To explain the results, the Cambridge researchers teamed up with scientists at the University of California Santa Cruz and the Geological Survey of Denmark and Greenland.
The researchers calculated that as much as 82 million cubic metres of meltwater was transferred to the bed of Store Glacier every day during the summer of 2014.
They estimated that the power produced by the falling water during peak melt periods was comparable to the power produced by the Three Gorges Dam in China, the world's largest hydroelectric power station.
With a melt area that expands to nearly a million square kilometres at the height of summer, the Greenland Ice Sheet produces more hydropower than the world's ten largest hydroelectric power stations combined, the researchers found.
'Given what we are witnessing at the high latitudes in terms of climate change, this form of hydropower could easily double or triple, and we're still not even including these numbers when we estimate the ice sheet's contribution to sea level rise,' said Christoffersen.
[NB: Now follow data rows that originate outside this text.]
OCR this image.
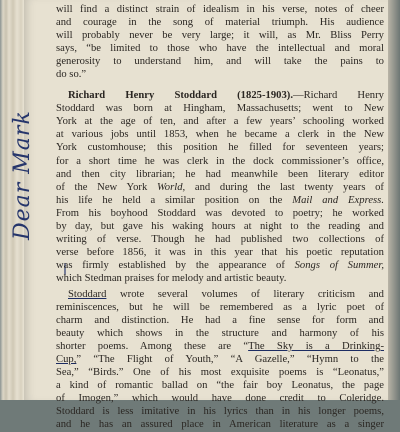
Dear Mark
will find a distinct strain of idealism in his verse, notes of cheer
and courage in the song of material triumph. His audience
will probably never be very large; it will, as Mr. Bliss Perry
says, “be limited to those who have the intellectual and moral
generosity to understand him, and will take the pains to
do so.”
Richard Henry Stoddard (1825-1903).—Richard Henry
Stoddard was born at Hingham, Massachusetts; went to New
York at the age of ten, and after a few years’ schooling worked
at various jobs until 1853, when he became a clerk in the New
York customhouse; this position he filled for seventeen years;
for a short time he was clerk in the dock commissioner’s office,
and then city librarian; he had meanwhile been literary editor
of the New York World, and during the last twenty years of
his life he held a similar position on the Mail and Express.
From his boyhood Stoddard was devoted to poetry; he worked
by day, but gave his waking hours at night to the reading and
writing of verse. Though he had published two collections of
verse before 1856, it was in this year that his poetic reputation
was firmly established by the appearance of Songs of Summer,
which Stedman praises for melody and artistic beauty.
Stoddard wrote several volumes of literary criticism and
reminiscences, but he will be remembered as a lyric poet of
charm and distinction. He had a fine sense for form and
beauty which shows in the structure and harmony of his
shorter poems. Among these are “The Sky is a Drinking-
Cup,” “The Flight of Youth,” “A Gazelle,” “Hymn to the
Sea,” “Birds.” One of his most exquisite poems is “Leonatus,”
a kind of romantic ballad on “the fair boy Leonatus, the page
of Imogen,” which would have done credit to Coleridge.
Stoddard is less imitative in his lyrics than in his longer poems,
and he has an assured place in American literature as a singer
The researchers compared temperature measurements from sensors installed in a nearby borehole to verify the melt rates recorded by the radar.
At the base, they found the temperature of water to be as high as 33°F (0.88°C), which is unexpectedly warm for an ice sheet base with a melting point of 31°F (-0.40°C).
'The borehole observations confirmed that the meltwater heats up when it hits the bed,' said Christoffersen.
'The reason is that the basal drainage system is a lot less efficient than the fractures and conduits that bring the water through the ice. The reduced drainage efficiency causes frictional heating within the water itself.
'When we took this heat source out of our calculations, the theoretical melt rate estimates were a full two orders of magnitude out.
'The heat generated by the falling water is melting the ice from the bottom up, and the melt rate we are reporting is completely unprecedented.'
Researchers said their study provides the first concrete evidence of an ice-sheet mass-loss mechanism, which is not yet included in projections of global sea level rise.
While the high melt rates are specific to heat produced in subglacial drainage paths carrying surface water, the volume of surface water produced in Greenland is huge and growing, and nearly all of it drains to the bed.
The study has been published in the journal Proceedings of the National Academy of Sciences.